Best way to search through a DataSet

JPalatianos · Post by **JPalatianos** » Fri Jun 07, 2013 7:21 pm

Hi,
I have been asked by our develoment team if there is an alternate/better way to serach through a dataset. I origianlly pointed them to the Data Set Management utility and they cam back with "searching through millions of rows would take hours with the limited row display". Besides dumping to a text file or stage table, is there a way to easily query a dataset for debugging purposes.

We are running Versiuon 8.0.1 on Windows and are in the process of upgrading to 8.7 on Windows.

Thanks - - John

ray.wurlod · Post by **ray.wurlod** » Sat Jun 08, 2013 12:53 am

Short answer: no.

Probably the fastest would be a parallel job that reads the Data Set and uses a Transformer stage to effect the search. You can run this with more nodes than exist in the Data Set.

SURA · Post by **SURA** » Wed Jun 12, 2013 10:42 pm

What Ray said is the best way. You can also use ORCHADMIN command to move the data into text file and open it with .xls / use grep (MKS tool kit) and find the name in that text file.

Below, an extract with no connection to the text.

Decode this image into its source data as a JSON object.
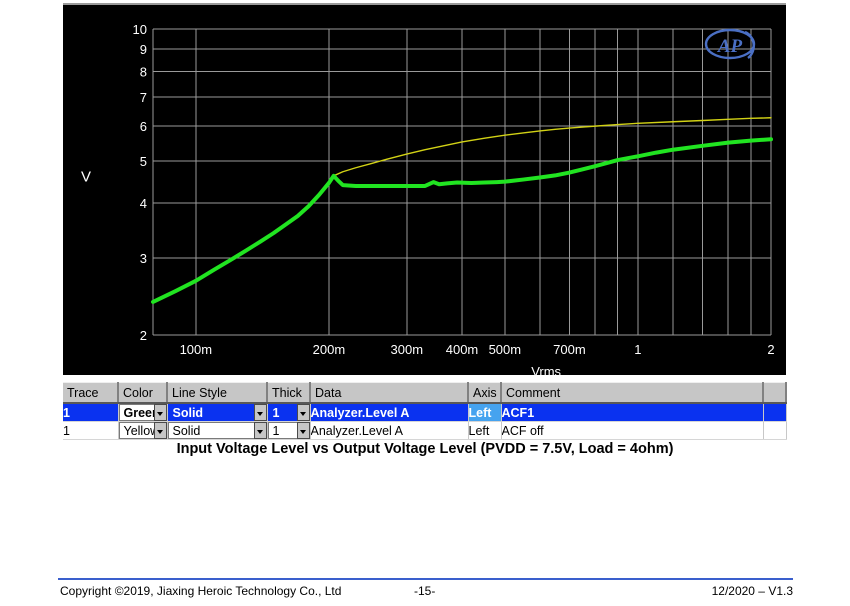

Again it depends your data volume. So you need to decide.

miwinter · Post by **miwinter** » Thu Jun 13, 2013 5:40 am

Use the debugger, breakpointing on a condition equating to the search on the data you're interested in, on the dataset output link

JPalatianos · Post by **JPalatianos** » Wed Jul 10, 2013 1:41 pm

I appreciate all the suggestions!!

rameshrr3 · Post by **rameshrr3** » Wed Jul 10, 2013 2:40 pm

I vote hands down for orchadmin with the dump option , and pipe it to a grep condition. The Dataset Management utillity does not scale . If you are on the newer versions , you can use the debugger also.

sendmkpk · Post by **sendmkpk** » Thu Jul 11, 2013 1:14 am

ray.wurlod wrote:Probably the fastest would be a parallel job that reads the Data Set and uses a Transformer stage to effect the search. You can run this with more nodes than exist in the Data Set.

so, ray, did you mean, we could write the dataset using one config file and read it with another, how is it possible?

reg
praveen

ray.wurlod · Post by **ray.wurlod** » Thu Jul 11, 2013 3:04 am

Yes, that's what I'm saying. A copy of the configuration file used to write the Data Set is stored in its descriptor file and this can be used to read the Data Set (the data then have to be automatically re-partitioned in to the nodes of the currently active configuration file). DataStage looks after that for you. If you prefer to use the orchadmin command specify the -x option.